Keepalive and Idle Timeouts
TCP keepalive proves only that a peer still answers at the TCP layer. It does not prove HTTP routing, mTLS validity, authorization, or dependency health.
Align these timers:
| Layer | Timer |
|---|---|
| Client | connect, TLS handshake, read, write, total deadline. |
| Proxy / LB | idle timeout, upstream timeout, drain timeout. |
| App server | request timeout, graceful shutdown timeout. |
| Kernel | TCP keepalive, FIN wait, TIME_WAIT behavior. |
| NAT / firewall | TCP and UDP idle timeouts, conntrack lifetime. |
Load Balancer Draining
Draining means stop sending new traffic to an instance while allowing in-flight work to finish.
flowchart LR
A[mark not ready] --> B[EndpointSlice removes endpoint]
B --> C[LB/proxy stops new traffic]
C --> D[in-flight requests finish]
D --> E[SIGTERM grace period ends]
E --> F[container exits]
Kubernetes shape:
spec:
replicas: 3
strategy:
rollingUpdate:
maxUnavailable: 0
maxSurge: 1
template:
spec:
terminationGracePeriodSeconds: 60
containers:
- name: app
lifecycle:
preStop:
exec:
command: ["/bin/sh", "-c", "sleep 10"]
readinessProbe:
httpGet:
path: /ready
port: 8080
The app should fail readiness before it stops accepting new work, keep serving existing requests until the grace period, close listeners deliberately, and handle SIGTERM. The load balancer also needs enough deregistration delay to stop routing to terminating endpoints.
DNS TTLs and Cutovers
DNS is not a drain mechanism by itself. Caches can keep using old answers until TTL expiry, and clients may cache beyond DNS TTL through connection pools.
For planned cutovers:
- Lower TTL before the old value is cached by clients.

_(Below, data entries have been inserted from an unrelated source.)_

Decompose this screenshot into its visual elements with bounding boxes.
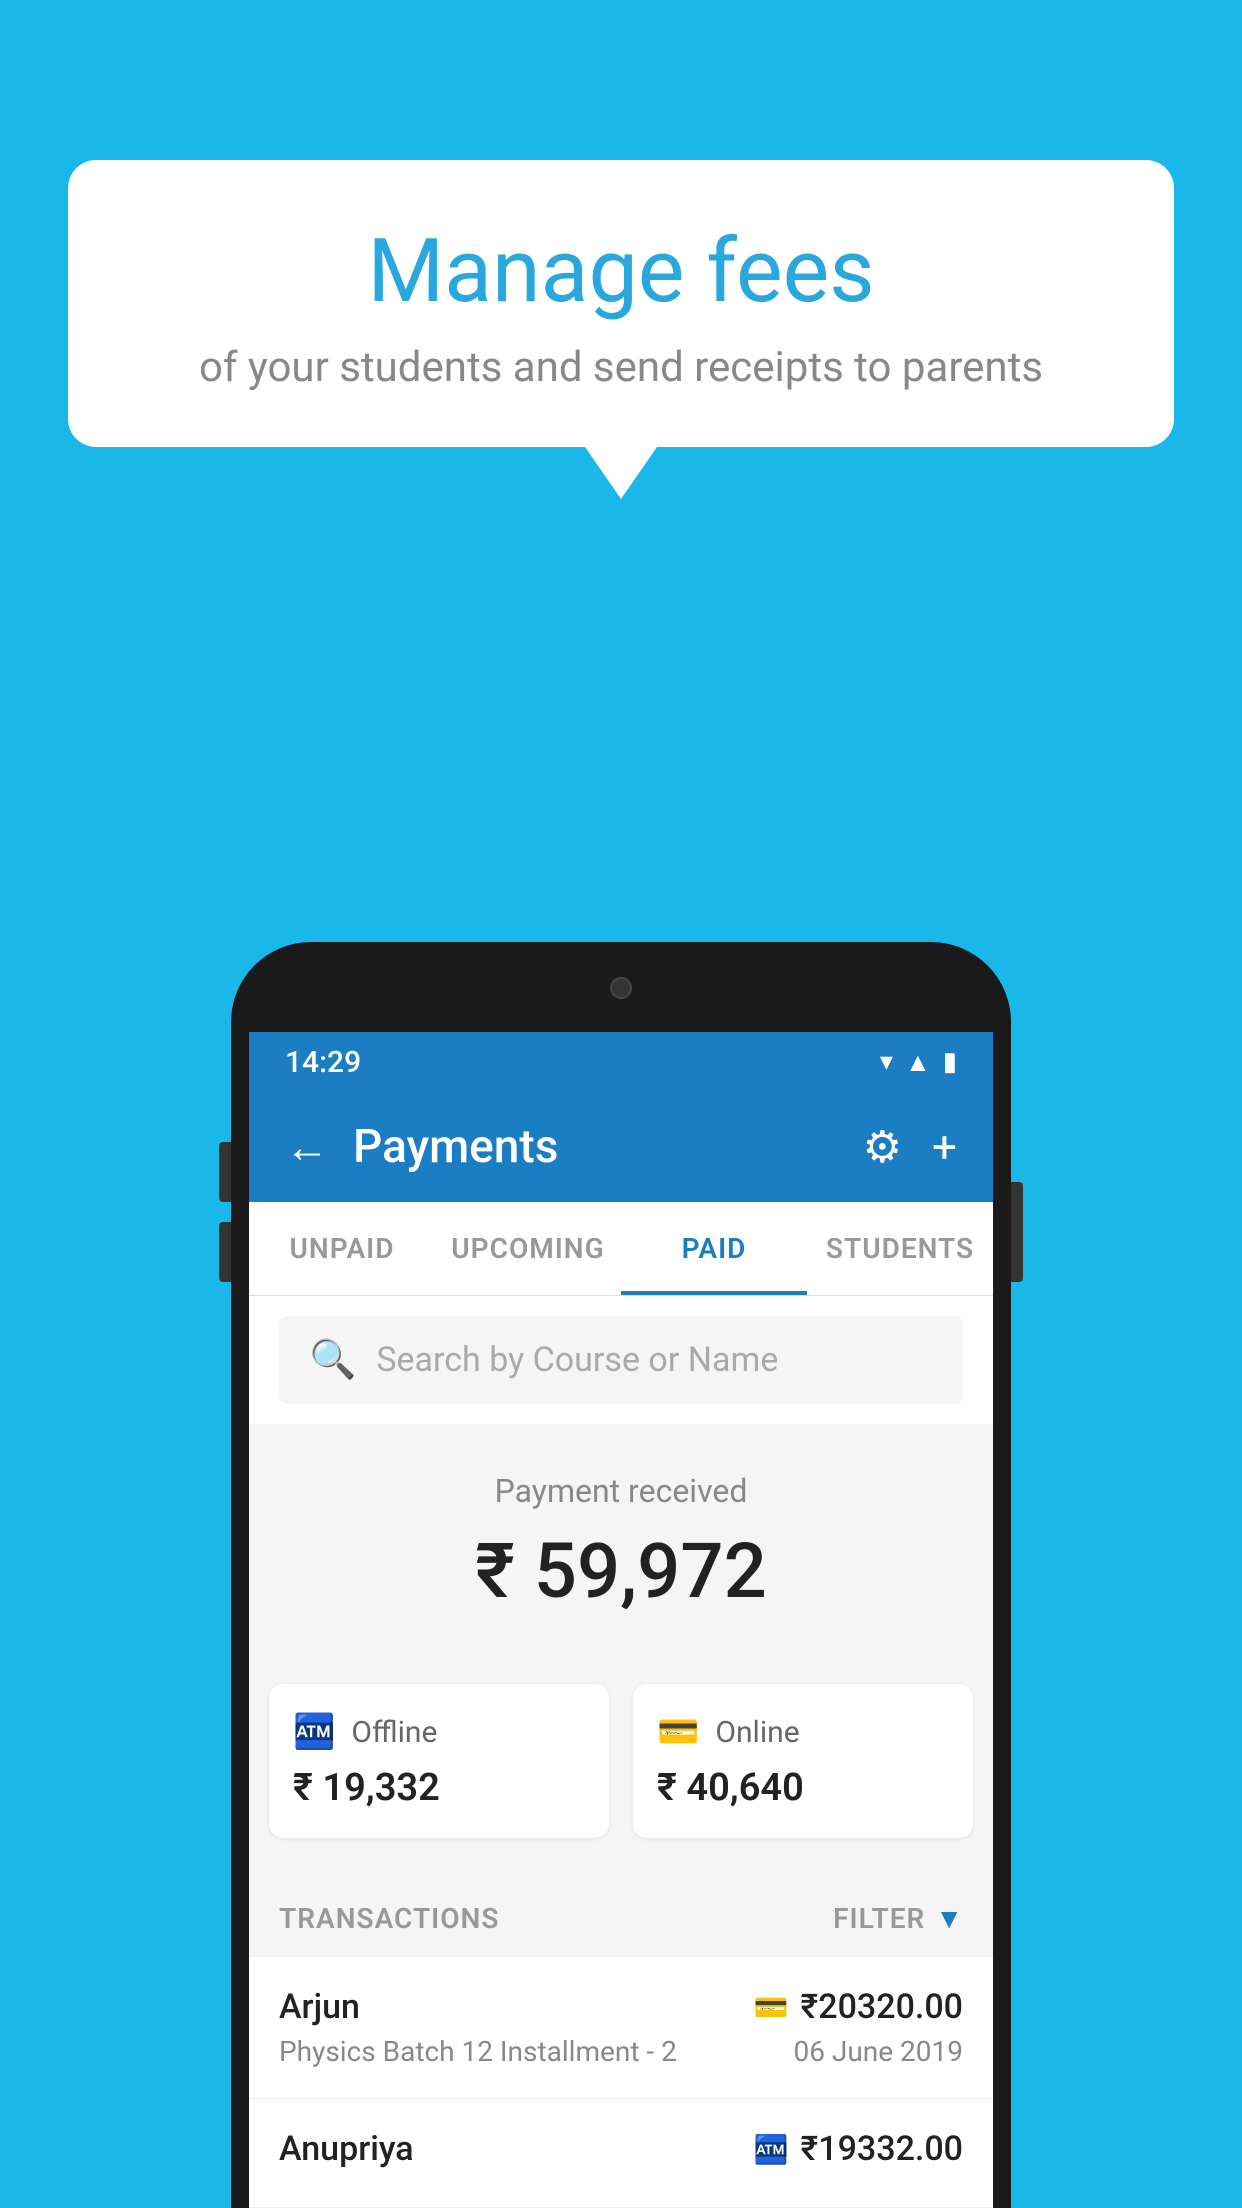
transaction-row[interactable]: Anupriya 🏧 ₹19332.00 <box>249 2099 993 2208</box>
transaction-bottom: Physics Batch 12 Installment - 2 06 June… <box>279 2035 963 2068</box>
transaction-course: Physics Batch 12 Installment - 2 <box>279 2035 677 2068</box>
add-icon[interactable]: + <box>932 1121 957 1173</box>
phone-mockup: 14:29 ▾ ▲ ▮ ← Payments ⚙ + UNPAID UPCOMI… <box>231 942 1011 2208</box>
transaction-row[interactable]: Arjun 💳 ₹20320.00 Physics Batch 12 Insta… <box>249 1957 993 2099</box>
phone-screen: 🔍 Search by Course or Name Payment recei… <box>249 1296 993 2208</box>
speech-bubble: Manage fees of your students and send re… <box>68 160 1174 447</box>
payment-cards: 🏧 Offline ₹ 19,332 💳 Online ₹ 40,640 <box>249 1684 993 1874</box>
tab-upcoming[interactable]: UPCOMING <box>435 1202 621 1295</box>
signal-icon: ▲ <box>905 1047 931 1078</box>
status-time: 14:29 <box>285 1045 361 1080</box>
transaction-amount: ₹19332.00 <box>801 2129 963 2169</box>
bubble-title: Manage fees <box>118 220 1124 323</box>
filter-button[interactable]: FILTER ▼ <box>833 1902 963 1935</box>
status-icons: ▾ ▲ ▮ <box>880 1047 957 1078</box>
tab-paid[interactable]: PAID <box>621 1202 807 1295</box>
transactions-header: TRANSACTIONS FILTER ▼ <box>249 1874 993 1957</box>
transaction-type-icon: 🏧 <box>754 2133 789 2166</box>
offline-icon: 🏧 <box>293 1712 335 1752</box>
transaction-amount-container: 💳 ₹20320.00 <box>754 1987 963 2027</box>
transaction-name: Anupriya <box>279 2129 414 2169</box>
status-bar: 14:29 ▾ ▲ ▮ <box>249 1032 993 1092</box>
header-title: Payments <box>353 1120 558 1174</box>
transaction-amount-container: 🏧 ₹19332.00 <box>754 2129 963 2169</box>
online-icon: 💳 <box>657 1712 699 1752</box>
search-placeholder: Search by Course or Name <box>376 1340 778 1380</box>
wifi-icon: ▾ <box>880 1047 893 1077</box>
app-header: ← Payments ⚙ + <box>249 1092 993 1202</box>
tab-students[interactable]: STUDENTS <box>807 1202 993 1295</box>
offline-amount: ₹ 19,332 <box>293 1766 585 1810</box>
transaction-date: 06 June 2019 <box>793 2035 963 2068</box>
transaction-amount: ₹20320.00 <box>801 1987 963 2027</box>
transaction-top: Arjun 💳 ₹20320.00 <box>279 1987 963 2027</box>
online-card-header: 💳 Online <box>657 1712 949 1752</box>
back-button[interactable]: ← <box>285 1121 329 1173</box>
payment-total-amount: ₹ 59,972 <box>279 1526 963 1616</box>
speech-bubble-section: Manage fees of your students and send re… <box>68 160 1174 447</box>
search-icon: 🔍 <box>309 1338 356 1382</box>
phone-outer: 14:29 ▾ ▲ ▮ ← Payments ⚙ + UNPAID UPCOMI… <box>231 942 1011 2208</box>
search-container: 🔍 Search by Course or Name <box>249 1296 993 1424</box>
transaction-top: Anupriya 🏧 ₹19332.00 <box>279 2129 963 2169</box>
header-left: ← Payments <box>285 1120 558 1174</box>
tab-unpaid[interactable]: UNPAID <box>249 1202 435 1295</box>
phone-side-buttons <box>219 1142 231 1302</box>
header-right: ⚙ + <box>863 1121 957 1173</box>
filter-label: FILTER <box>833 1902 925 1935</box>
search-bar[interactable]: 🔍 Search by Course or Name <box>279 1316 963 1404</box>
transactions-label: TRANSACTIONS <box>279 1902 499 1935</box>
front-camera <box>610 977 632 999</box>
offline-card-header: 🏧 Offline <box>293 1712 585 1752</box>
bubble-subtitle: of your students and send receipts to pa… <box>118 343 1124 392</box>
phone-notch-area <box>249 960 993 1032</box>
transaction-type-icon: 💳 <box>754 1991 789 2024</box>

- Stand up both old and new targets.
- Shift traffic gradually when the load balancer or DNS provider supports it.
- Keep old endpoints serving through the maximum realistic cache and connection lifetime.
- Monitor old endpoint traffic before removing it.
Zero-Downtime Deploy Checklist
minimum two ready replicas per failure domain
readiness reflects real ability to serve
startupProbe protects slow boot from premature restarts
preStop and SIGTERM drain cleanly
maxUnavailable and maxSurge allow movement
PDB permits voluntary disruption without blocking all rollout progress
LB health checks match readiness path and Host/SNI needs
client retries are bounded and idempotent where needed
connection pool idle/lifetime aligns with LB idle timeout
DNS TTL and old endpoint retention are planned
Study Cards
Why are retries dangerous without a budget?
They can amplify load and continue after the caller no longer needs the result.
What is load balancer draining?
Stopping new traffic to a backend while allowing in-flight requests to finish before shutdown.
Why is DNS not enough for zero-downtime cutover?
Resolvers and clients may cache old answers or keep existing connections beyond the DNS TTL.